Last test. I capitulate, and I launch a research with only "technologies of the language" , and always nothing. Only the two terms "language" and "them" are retained for research.
Y! to look with twice...
Finally, my first impressions of relevance quickly changed into impressions of "I include/understand anything the whole so that it makes my requests this @#!\%ù§& of Y!Q !!!!"

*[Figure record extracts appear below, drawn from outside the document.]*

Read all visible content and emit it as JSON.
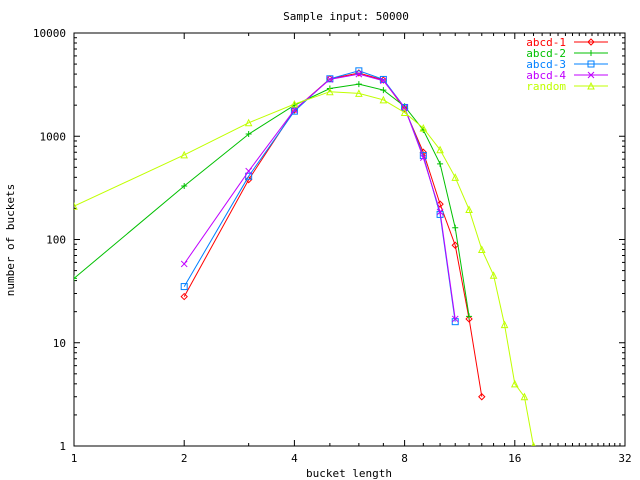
{
  "chart_data": {
    "type": "line",
    "title": "Sample input: 50000",
    "xlabel": "bucket length",
    "ylabel": "number of buckets",
    "x_scale": "log2",
    "y_scale": "log10",
    "xlim": [
      1,
      32
    ],
    "ylim": [
      1,
      10000
    ],
    "x_ticks": [
      1,
      2,
      4,
      8,
      16,
      32
    ],
    "x_tick_labels": [
      "1",
      "2",
      "4",
      "8",
      "16",
      "32"
    ],
    "y_ticks": [
      1,
      10,
      100,
      1000,
      10000
    ],
    "y_tick_labels": [
      "1",
      "10",
      "100",
      "1000",
      "10000"
    ],
    "grid": false,
    "legend_position": "top-right",
    "series": [
      {
        "name": "abcd-1",
        "color": "#ff0000",
        "marker": "diamond",
        "points": [
          [
            2,
            28
          ],
          [
            3,
            380
          ],
          [
            4,
            1800
          ],
          [
            5,
            3600
          ],
          [
            6,
            4100
          ],
          [
            7,
            3500
          ],
          [
            8,
            1850
          ],
          [
            9,
            700
          ],
          [
            10,
            220
          ],
          [
            11,
            88
          ],
          [
            12,
            17
          ],
          [
            13,
            3
          ]
        ]
      },
      {
        "name": "abcd-2",
        "color": "#00c000",
        "marker": "plus",
        "points": [
          [
            1,
            42
          ],
          [
            2,
            330
          ],
          [
            3,
            1050
          ],
          [
            4,
            2000
          ],
          [
            5,
            2900
          ],
          [
            6,
            3200
          ],
          [
            7,
            2800
          ],
          [
            8,
            1950
          ],
          [
            9,
            1150
          ],
          [
            10,
            540
          ],
          [
            11,
            130
          ],
          [
            12,
            18
          ]
        ]
      },
      {
        "name": "abcd-3",
        "color": "#0080ff",
        "marker": "square",
        "points": [
          [
            2,
            35
          ],
          [
            3,
            410
          ],
          [
            4,
            1750
          ],
          [
            5,
            3600
          ],
          [
            6,
            4300
          ],
          [
            7,
            3550
          ],
          [
            8,
            1900
          ],
          [
            9,
            650
          ],
          [
            10,
            175
          ],
          [
            11,
            16
          ]
        ]
      },
      {
        "name": "abcd-4",
        "color": "#c000ff",
        "marker": "cross",
        "points": [
          [
            2,
            58
          ],
          [
            3,
            460
          ],
          [
            4,
            1800
          ],
          [
            5,
            3550
          ],
          [
            6,
            4000
          ],
          [
            7,
            3450
          ],
          [
            8,
            1900
          ],
          [
            9,
            620
          ],
          [
            10,
            185
          ],
          [
            11,
            17
          ]
        ]
      },
      {
        "name": "random",
        "color": "#c0ff00",
        "marker": "triangle",
        "points": [
          [
            1,
            210
          ],
          [
            2,
            660
          ],
          [
            3,
            1350
          ],
          [
            4,
            2050
          ],
          [
            5,
            2700
          ],
          [
            6,
            2600
          ],
          [
            7,
            2250
          ],
          [
            8,
            1700
          ],
          [
            9,
            1200
          ],
          [
            10,
            740
          ],
          [
            11,
            400
          ],
          [
            12,
            195
          ],
          [
            13,
            80
          ],
          [
            14,
            45
          ],
          [
            15,
            15
          ],
          [
            16,
            4
          ],
          [
            17,
            3
          ],
          [
            18,
            1
          ]
        ]
      }
    ]
  }
}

At the end of this first making of contact, I have a little evil to be sensitive to the humour of Y!Q ...
Inscription à :
Publier les commentaires (Atom)
Membres
Chercher
Archives
Derniers Billets
Les sites amis
Derniers Visiteurs
Catégories
- 2001
- 2008
- 2018
- 2D
- 3D
- abondance
- addict-o-matic
- adobe
- aixtal
- ajax
- alexa
- altavista
- alternatif
- alternative
- amazon
- anatomie
- annuaires
- aol
- apple
- ask
- astuces
- audio
- auteur
- avis
- baidu
- bart
- bègues
- bêta
- bientôt web
- blinkx
- blogoscopie
- bonne année
- boss
- browserank
- cartographie
- cashback
- clavier
- clir
- collarity
- commoncraft
- couleur
- cours
- critiques
- cuil
- culture
- dapper
- depression
- docjax
- don organe
- doona
- duplication
- dyslexiques
- ebay
- écologie
- éducation
- emilie ogez
- enfants
- enquête
- enterprise search
- entreprises
- errorkey
- évènement
- evri
- exalead
- eye tracking
- facesearch
- faits marquants
- FAQ
- fêtes
- findloo
- firefox
- first click free
- fizy
- flash
- forum
- fracture numérique
- france
- france telecom
- fsb
- gammafiles
- glue
- goopilation
- graphe social
- hadoop
- hadopi
- hakia
- hurisearch
- i-expo
- icones
- iconlook
- idée labs
- image
- images
- inovall
- inquisitor
- intelways
- interlingue
- internet explorer
- interview
- jamesoo
- jean véronis
- jinni
- job
- kallout
- kartoo
- keyboardr
- kindernet
- kosmix
- kumo
- labs
- langage naturel
- leapfish
- live search
- localisation
- lucene
- lucky
- lycos
- marissa mayer
- matt cutts
- médias sociaux
- megaupload
- métamoteur
- microblogging
- microformat
- microsoft
- mindomi
- mobilité
- mokhles
- mondes virtuels
- moodstream
- moteur de recherche
- moteur recherche
- moteurs de recherche
- motrech
- mots-clés
- multimatch
- musées
- musique
- navigation
- newssift
- nielsen
- nostalgie
- nutch
- oamos
- opthink
- orange
- pagerank
- passé
- pdf search engine
- personalisation
- pertinence
- pew internet
- photos
- piithie
- pipl
- plugin
- powerset
- présentation résultats
- profiling
- prospective
- quaero
- rapidshare
- recherche
- recherche avancée
- recherche d'information
- recherche information
- recherche sémantique
- recherche sociale
- reconnaissance de la parole
- reconnaissance des formes
- reconnaissance des images
- référencement
- reherche actualités
- rentrée
- répertoires
- robots balises html exclusion protocole
- rpm2
- search 2009
- searchcube
- searchme
- searchmonkey
- searchwiki
- sémantique
- seo
- similarr
- simpsons
- sinequa
- sites web
- snappyfingers
- social computing
- social search
- socialmention
- soldes
- solr
- spam
- spffy
- suggestion
- sun
- taille web
- taux rebond
- texcoop
- timeline
- tineeye
- tinyeye
- torrent
- tourisme
- traduction
- true-knowledge
- tutoriel
- twingly
- ujiko
- utilisation
- vacances
- velocity
- veosearch
- video
- videosurf
- vie privée
- vista
- vivisimo
- web 3.0
- web invisible
- web search
- web sémantique
- web3
- whatever
- wikia
- wikio
- wikio labs
- wikipedia
- wolfram
- wordle
- yahoo
- yahoo boss
- yandex
- yos
- youtube
A propos de ce blog
Le blog motrech existe depuis le mois de Février 2005. Tout comme la liste du même nom, il est (bien sur!) consacré aux moteurs de recherche.
Propulsé à l'origine par Jérôme Charron, Emilie Ogez a embarquée à bord en Avril 2008.